“Le Brésil sans Bolsonaro”, de Charles Vanhecke, um manifesto contra as trevas

Cultura

 

Poucos francófonos conhecerão tão bem o Brasil e a sua história mais recente como Charles Vanhecke, autor de “Le Brésil sans Bolsonaro”, ensaio lançado na semana passada pela l’Harmattan.

Correspondente do jornal “Le Monde” durante os anos de chumbo da ditadura militar de extrema-direita (1964/85), Vanhecke assistiu, ao longo dos últimos 50 anos, às transformações que abalaram o enorme “continente” brasileiro. Foram avanços e recuos tão radicais que, desde então, construíram um Brasil praticamente irreconhecível. Entre as mutações sociais criadas pelo progressismo social dos governos Lula/Rousseff que contrastam com o regresso a uma política identitária e de liberalização do porte de arma e da violência promovidas pelo governo Bolsonaro, passando pela conquista (e destruição) das terras virgens rasgadas por milhares de quilómetros de novas estradas que facilitaram uma desflorestação colocada ao serviço do agronegócio, e pelas politicas oscilantes que tanto protegeram as populações indígenas e outras minorias durante a década lulista como a discriminaram e perseguiram ao longo do curto (mas doloroso) calvário bolsonarista.

É este Brasil de múltiplas facetas que Charles Vanhecke revela ao leitor francês, enfatizando, tal como título da obra deixa bem claro, os quatro anos de presidência (2019/2023) do anterior Presidente populista de extrema direita, que, na opinião do autor, não passa de “um machista e racista assumido”.

Charles Vanhecke não pretendeu escrever um livro imparcial (será possível mantermo-nos imparciais perante um discurso que fomenta o ódio racial, a misoginia e o ecocídio?), bem pelo contrário. Esta obra é um manifesto que se ataca ao “legado” bolsonarista e denuncia uma atitude “virilista, ultranacionalista, ultraliberal” refém das igrejas evangélicas, uma invenção “reacionária forjada nos Estados Unidos”.

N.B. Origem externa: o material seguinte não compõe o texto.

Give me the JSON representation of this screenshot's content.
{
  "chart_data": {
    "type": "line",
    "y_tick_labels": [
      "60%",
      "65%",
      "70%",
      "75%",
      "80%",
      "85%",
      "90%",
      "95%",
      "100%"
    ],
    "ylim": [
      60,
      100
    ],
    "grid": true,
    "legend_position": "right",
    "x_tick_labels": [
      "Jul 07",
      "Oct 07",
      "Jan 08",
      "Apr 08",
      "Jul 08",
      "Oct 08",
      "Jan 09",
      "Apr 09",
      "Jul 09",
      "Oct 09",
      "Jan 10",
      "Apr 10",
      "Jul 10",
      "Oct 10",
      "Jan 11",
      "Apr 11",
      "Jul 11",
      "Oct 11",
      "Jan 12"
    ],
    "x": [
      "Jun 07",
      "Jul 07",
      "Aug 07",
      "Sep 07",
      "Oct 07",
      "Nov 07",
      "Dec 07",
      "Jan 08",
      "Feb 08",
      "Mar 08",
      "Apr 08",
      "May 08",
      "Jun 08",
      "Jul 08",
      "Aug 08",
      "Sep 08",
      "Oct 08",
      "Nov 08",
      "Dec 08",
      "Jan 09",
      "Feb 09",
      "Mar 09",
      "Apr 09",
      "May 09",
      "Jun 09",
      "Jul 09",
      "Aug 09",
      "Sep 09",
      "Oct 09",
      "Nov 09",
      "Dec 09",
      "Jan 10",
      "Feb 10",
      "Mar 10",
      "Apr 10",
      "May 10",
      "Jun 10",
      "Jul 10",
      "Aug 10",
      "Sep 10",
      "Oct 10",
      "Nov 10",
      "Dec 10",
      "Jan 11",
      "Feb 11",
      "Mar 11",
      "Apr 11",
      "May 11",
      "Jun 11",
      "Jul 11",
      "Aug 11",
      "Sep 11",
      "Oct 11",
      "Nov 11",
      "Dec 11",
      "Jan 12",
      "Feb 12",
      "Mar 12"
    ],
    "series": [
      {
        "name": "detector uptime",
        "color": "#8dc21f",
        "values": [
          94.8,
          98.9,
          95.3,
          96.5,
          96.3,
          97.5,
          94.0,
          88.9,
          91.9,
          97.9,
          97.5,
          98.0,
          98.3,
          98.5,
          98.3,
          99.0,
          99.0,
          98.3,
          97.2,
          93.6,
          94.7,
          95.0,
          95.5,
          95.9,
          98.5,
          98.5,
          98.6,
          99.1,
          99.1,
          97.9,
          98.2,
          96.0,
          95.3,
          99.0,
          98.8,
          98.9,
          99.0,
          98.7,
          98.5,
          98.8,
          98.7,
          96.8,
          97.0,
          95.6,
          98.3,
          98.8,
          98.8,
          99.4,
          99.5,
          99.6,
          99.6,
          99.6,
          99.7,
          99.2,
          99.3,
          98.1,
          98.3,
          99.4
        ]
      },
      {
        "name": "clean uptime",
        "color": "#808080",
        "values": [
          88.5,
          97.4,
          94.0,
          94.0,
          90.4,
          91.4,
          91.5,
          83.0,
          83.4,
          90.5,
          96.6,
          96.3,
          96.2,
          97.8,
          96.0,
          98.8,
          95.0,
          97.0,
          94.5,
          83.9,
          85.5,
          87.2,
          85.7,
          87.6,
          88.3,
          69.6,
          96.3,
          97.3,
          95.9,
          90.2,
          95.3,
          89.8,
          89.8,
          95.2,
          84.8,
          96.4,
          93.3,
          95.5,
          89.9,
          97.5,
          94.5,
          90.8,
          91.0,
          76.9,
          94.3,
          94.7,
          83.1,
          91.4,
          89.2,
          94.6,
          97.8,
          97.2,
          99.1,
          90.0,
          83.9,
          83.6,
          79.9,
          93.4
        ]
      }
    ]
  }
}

Vanhenke explica que Bolsonaro nunca deixou de demonstrar desprezo pelos mais pobres ou de exacerbar as querelas sociais e raciais, interrompendo, devido à brutalidade das políticas económicas levadas a cabo, os esforços de milhões de brasileiros para escapar à pobreza. Um presidente que cresceu inesperadamente, catapultado pelas mais sórdidas polémicas onde se viu envolvido ao longo de 30 anos de carreirismo parlamentar e ajudado por uma elite que vê com maus olhos, considerando perigoso para o seu poder, que os pobres se emancipem graças a uma política de maior justiça social.

O autor conduz o leitor para a frente da batalha amazónica onde ecologistas combatem a elite BBB (boi, bíblia e bala) e a sua exploração predatória, e onde encontrará as populações indígenas que lutam pela sobrevivência e os pequenos fazendeiros em conflito com as grandes empresas pela posse da terra, não deixando de relatar a devoção de padres e missionários católicos (religião hoje ultrapassada pela pressão evangélica) que, presentes nas favelas e no interior do sertão, tentam ajudar quem podem. Ele explica igualmente como os afrodescendentes, que constituem metade da população e sempre estiveram na base da pirâmide social, sujeitos ao racismo estrutural que corrói a sociedade, reivindicam hoje o lugar que lhes é devido.

Um retrato de meia década de retrocesso que, em alguns momentos, roçou a barbárie, sempre na esperança de que o Brasil encontre, enfim, o destino que o grande escritor austríaco, Stefan Zweig, lhe vaticinou: “Brasil, país do futuro”.